We've decided to rent the vineyard house for several months while we familiarize ourselves with this new life, explore neighborhoods and see what areas work best for us and where our hearts want to be. I'm guessing if it works out well, we may be there a full year, so 2018 - 2019 will be our year at The Vineyard House. Stay tuned, as I'm planning to keep up here with all the triumphs and travails in the vineyard, along with each season, from bud break to harvest, along with our "forever" house hunt. 

Living room with a view.

Big Ag has already claimed the barn.


Yes, for one year you may refer to me as The Queen of Manufactured Housing!

My plan is to run a full tub every day with no guilt about wasting water. Plenty of water here in Oregon.

The raised beds need work but I'm bringing my shovel. I'm definitely not used to this much greenery.

Now that the house issue is settled and we can move in anytime, I find I have tremendous peace and a happy excitement about this move. There are still lots of logistics to coordinate, but knowing there is a home waiting for us which we can move into anytime definitely takes a lot of the pressure off. And of course our next move, from the vineyard house to the forever house, will be a simple crosstown move, so we'll probably leave about half our stuff packed up and stored away.

Sometimes you catch a life-changing break in a stressful situation, and I feel like that's what's happened here. So stay tuned as we pack up and move this homestead north this coming April, from one wine country to another. It's gonna be a grand adventure!

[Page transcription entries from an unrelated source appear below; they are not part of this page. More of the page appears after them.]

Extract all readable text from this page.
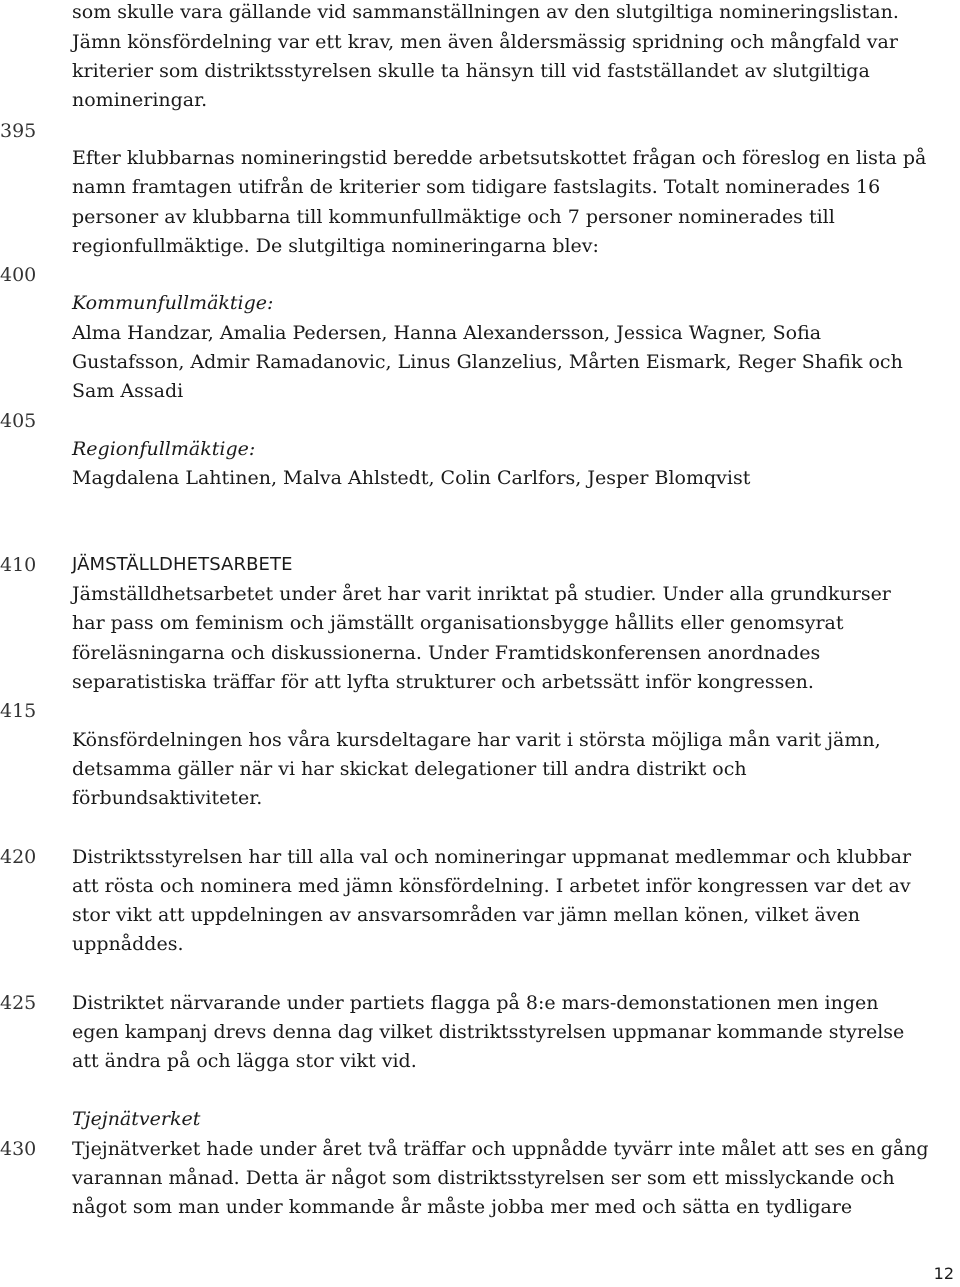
395
400
405
410
415
420
425
430
som skulle vara gällande vid sammanställningen av den slutgiltiga nomineringslistan.
Jämn könsfördelning var ett krav, men även åldersmässig spridning och mångfald var
kriterier som distriktsstyrelsen skulle ta hänsyn till vid fastställandet av slutgiltiga
nomineringar.
Efter klubbarnas nomineringstid beredde arbetsutskottet frågan och föreslog en lista på
namn framtagen utifrån de kriterier som tidigare fastslagits. Totalt nominerades 16
personer av klubbarna till kommunfullmäktige och 7 personer nominerades till
regionfullmäktige. De slutgiltiga nomineringarna blev:
Kommunfullmäktige:
Alma Handzar, Amalia Pedersen, Hanna Alexandersson, Jessica Wagner, Sofia
Gustafsson, Admir Ramadanovic, Linus Glanzelius, Mårten Eismark, Reger Shafik och
Sam Assadi
Regionfullmäktige:
Magdalena Lahtinen, Malva Ahlstedt, Colin Carlfors, Jesper Blomqvist
JÄMSTÄLLDHETSARBETE
Jämställdhetsarbetet under året har varit inriktat på studier. Under alla grundkurser
har pass om feminism och jämställt organisationsbygge hållits eller genomsyrat
föreläsningarna och diskussionerna. Under Framtidskonferensen anordnades
separatistiska träffar för att lyfta strukturer och arbetssätt inför kongressen.
Könsfördelningen hos våra kursdeltagare har varit i största möjliga mån varit jämn,
detsamma gäller när vi har skickat delegationer till andra distrikt och
förbundsaktiviteter.
Distriktsstyrelsen har till alla val och nomineringar uppmanat medlemmar och klubbar
att rösta och nominera med jämn könsfördelning. I arbetet inför kongressen var det av
stor vikt att uppdelningen av ansvarsområden var jämn mellan könen, vilket även
uppnåddes.
Distriktet närvarande under partiets flagga på 8:e mars-demonstationen men ingen
egen kampanj drevs denna dag vilket distriktsstyrelsen uppmanar kommande styrelse
att ändra på och lägga stor vikt vid.
Tjejnätverket
Tjejnätverket hade under året två träffar och uppnådde tyvärr inte målet att ses en gång
varannan månad. Detta är något som distriktsstyrelsen ser som ett misslyckande och
något som man under kommande år måste jobba mer med och sätta en tydligare
12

Thursday, February 1, 2018

Divisive



You know, we could talk about the State Of The Union address today, if we wanted to pick something divisive which would guarantee to ruffle a few feathers, so to speak. There would be questions...did you turn it into a drinking game, where you had to drink every time The President said a particular word? If you chose the word "millions," then you are probably reading this from your hospital bed where you're recovering from alcohol poisoning.

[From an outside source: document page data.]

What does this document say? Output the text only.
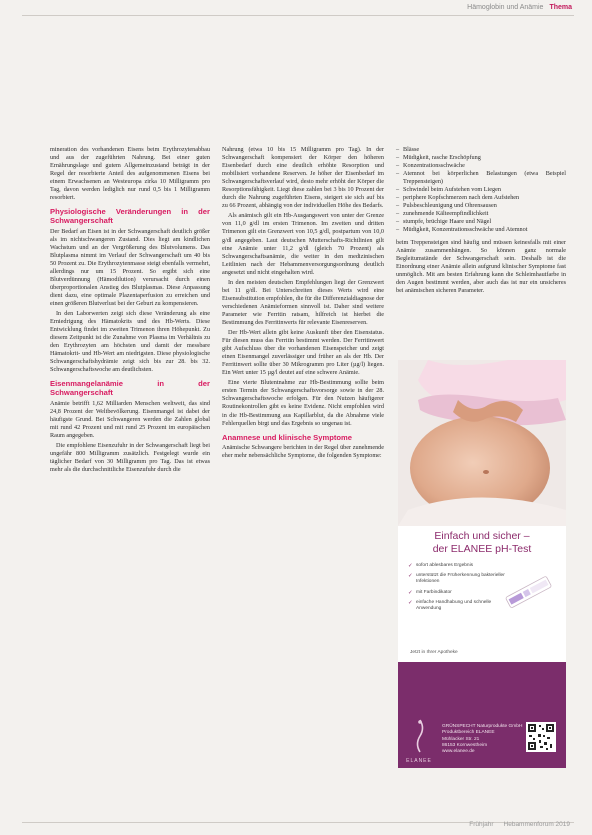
Hämoglobin und Anämie Thema

mineration des vorhandenen Eisens beim Erythrozytenabbau und aus der zugeführten Nahrung. Bei einer guten Ernährungslage und gutem Allgemeinzustand beträgt in der Regel der resorbierte Anteil des aufgenommenen Eisens bei einem Erwachsenen an Westeuropa zirka 10 Milligramm pro Tag, davon werden lediglich nur rund 0,5 bis 1 Milligramm resorbiert.

Physiologische Veränderungen in der Schwangerschaft

Der Bedarf an Eisen ist in der Schwangerschaft deutlich größer als im nichtschwangeren Zustand. Dies liegt am kindlichen Wachstum und an der Vergrößerung des Blutvolumens. Das Blutplasma nimmt im Verlauf der Schwangerschaft um 40 bis 50 Prozent zu. Die Erythrozytenmasse steigt ebenfalls vermehrt, allerdings nur um 15 Prozent. So ergibt sich eine Blutverdünnung (Hämodilution) verursacht durch einen überproportionalen Anstieg des Blutplasmas. Diese Anpassung dient dazu, eine optimale Plazentaperfusion zu erreichen und einen größeren Blutverlust bei der Geburt zu kompensieren.

In den Laborwerten zeigt sich diese Veränderung als eine Erniedrigung des Hämatokrits und des Hb-Werts. Diese Entwicklung findet im zweiten Trimenon ihren Höhepunkt. Zu diesem Zeitpunkt ist die Zunahme von Plasma im Verhältnis zu den Erythrozyten am höchsten und damit der messbare Hämatokrit- und Hb-Wert am niedrigsten. Diese physiologische Schwangerschaftshydrämie zeigt sich bis zur 28. bis 32. Schwangerschaftswoche am deutlichsten.

Eisenmangelanämie in der Schwangerschaft

Anämie betrifft 1,62 Milliarden Menschen weltweit, das sind 24,8 Prozent der Weltbevölkerung. Eisenmangel ist dabei der häufigste Grund. Bei Schwangeren werden die Zahlen global mit rund 42 Prozent und mit rund 25 Prozent im europäischen Raum angegeben.

Die empfohlene Eisenzufuhr in der Schwangerschaft liegt bei ungefähr 800 Milligramm zusätzlich. Festgelegt wurde ein täglicher Bedarf von 30 Milligramm pro Tag. Das ist etwas mehr als die durchschnittliche Eisenzufuhr durch die

Nahrung (etwa 10 bis 15 Milligramm pro Tag). In der Schwangerschaft kompensiert der Körper den höheren Eisenbedarf durch eine deutlich erhöhte Resorption und mobilisiert vorhandene Reserven. Je höher der Eisenbedarf im Schwangerschaftsverlauf wird, desto mehr erhöht der Körper die Resorptionsfähigkeit. Liegt diese zahlen bei 3 bis 10 Prozent der durch die Nahrung zugeführten Eisens, steigert sie sich auf bis zu 66 Prozent, abhängig von der individuellen Höhe des Bedarfs.

Als anämisch gilt ein Hb-Ausgangswert von unter der Grenze von 11,0 g/dl im ersten Trimenon. Im zweiten und dritten Trimenon gilt ein Grenzwert von 10,5 g/dl, postpartum von 10,0 g/dl angegeben. Laut deutschen Mutterschafts-Richtlinien gilt eine Anämie unter 11,2 g/dl (gleich 70 Prozent) als Schwangerschaftsanämie, die weiter in den medizinischen Leitlinien nach der Hebammenversorgungsordnung deutlich angesetzt und nicht eingehalten wird.

In den meisten deutschen Empfehlungen liegt der Grenzwert bei 11 g/dl. Bei Unterschreiten dieses Werts wird eine Eisensubstitution empfohlen, die für die Differenzialdiagnose der verschiedenen Anämieformen sinnvoll ist. Daher sind weitere Parameter wie Ferritin ratsam, hilfreich ist hierbei die Bestimmung des Ferritinwerts für relevante Eisenreserven.

Der Hb-Wert allein gibt keine Auskunft über den Eisenstatus. Für diesen muss das Ferritin bestimmt werden. Der Ferritinwert gibt Aufschluss über die vorhandenen Eisenspeicher und zeigt einen Eisenmangel zuverlässiger und früher an als der Hb. Der Ferritinwert sollte über 30 Mikrogramm pro Liter (µg/l) liegen. Ein Wert unter 15 µg/l deutet auf eine schwere Anämie.

Eine vierte Blutentnahme zur Hb-Bestimmung sollte beim ersten Termin der Schwangerschaftsvorsorge sowie in der 28. Schwangerschaftswoche erfolgen. Für den Nutzen häufigerer Routinekontrollen gibt es keine Evidenz. Nicht empfohlen wird in die Hb-Bestimmung aus Kapillarblut, da die Abnahme viele Fehlerquellen birgt und das Ergebnis so ungenau ist.

Anamnese und klinische Symptome

Anämische Schwangere berichten in der Regel über zunehmende eher mehr nebensächliche Symptome, die folgenden Symptome:

– Blässe
– Müdigkeit, rasche Erschöpfung
– Konzentrationsschwäche
– Atemnot bei körperlichen Belastungen (etwa Beispiel Treppensteigen)
– Schwindel beim Aufstehen vom Liegen
– periphere Kopfschmerzen nach dem Aufstehen
– Pulsbeschleunigung und Ohrensausen
– zunehmende Kälteempfindlichkeit
– stumpfe, brüchige Haare und Nägel
– Müdigkeit, Konzentrationsschwäche und Atemnot

beim Treppensteigen sind häufig und müssen keinesfalls mit einer Anämie zusammenhängen. So können ganz normale Begleitumstände der Schwangerschaft sein. Deshalb ist die Einordnung einer Anämie allein aufgrund klinischer Symptome fast unmöglich. Mit am besten Erfahrung kann die Schleimhautfarbe in den Augen bestimmt werden, aber auch das ist nur ein unsicheres bei anämischen sicheren Parameter.

Einfach und sicher –
der ELANEE pH-Test
✓ sofort ablesbares Ergebnis
✓ unterstützt die Früherkennung bakterieller Infektionen
✓ mit Farbindikator
✓ einfache Handhabung und schnelle Anwendung
Jetzt in Ihrer Apotheke
ELANEE
GRÜNSPECHT Naturprodukte GmbH
Produktbereich ELANEE
Mühlacker Str. 21
86153 Kornwestheim
www.elanee.de
Frühjahr Hebammenforum 2019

But instead, let's talk about another divisive topic: artificial lighting in your hens' coop. I've always been of the opinion that hens' bodies need a rest from reproductive activities, the same way our own do. The fact that nature builds this into their programming adds to the credibility of this. There are always a few months, usually in the autumn, when you won't get any eggs from your flock (usually when they are molting).

But in general, this issue usually resolves in time for you to have eggs on Christmas morning. Except if you live here, and except if you've had our psychotic weather (time and temperature check: February 1, 1:32 pm and about 80 freaking degrees...yet still heading down into a hard-ish freeze at night)  I stopped getting eggs last September and while I did pick up a dozen or so between Thanksgiving and Christmas (still not a lot) by about mid-December there were no eggs again, any day, from anyone. And all five girls were healthy and two are less than a year old, so in their laying prime. But for those of you keeping track: Four months produced 12 eggs.

And so about two weeks ago I broke down and put a light inside the henhouse, which comes on at 4:00 am every morning and stays on until it's daylight. This simulates the longer days that makes hens start laying once again. I wasn't sure if it would help, but this was my take this morning...four beautiful eggs, on top of getting at least one a day for the last week or so. I'm back to having a dozen in the fridge, and it feels wonderful to be able to count on having them on hand for omelettes at dinner and other recipes which require them.

As for the bio-ethics of fooling my girls into laying again, I'm still not sure if it's the right thing to do, but it's been a strange year and strange years sometimes require we adopt practices we wouldn't have approved of before. I hope this is the only year I'll have to do it.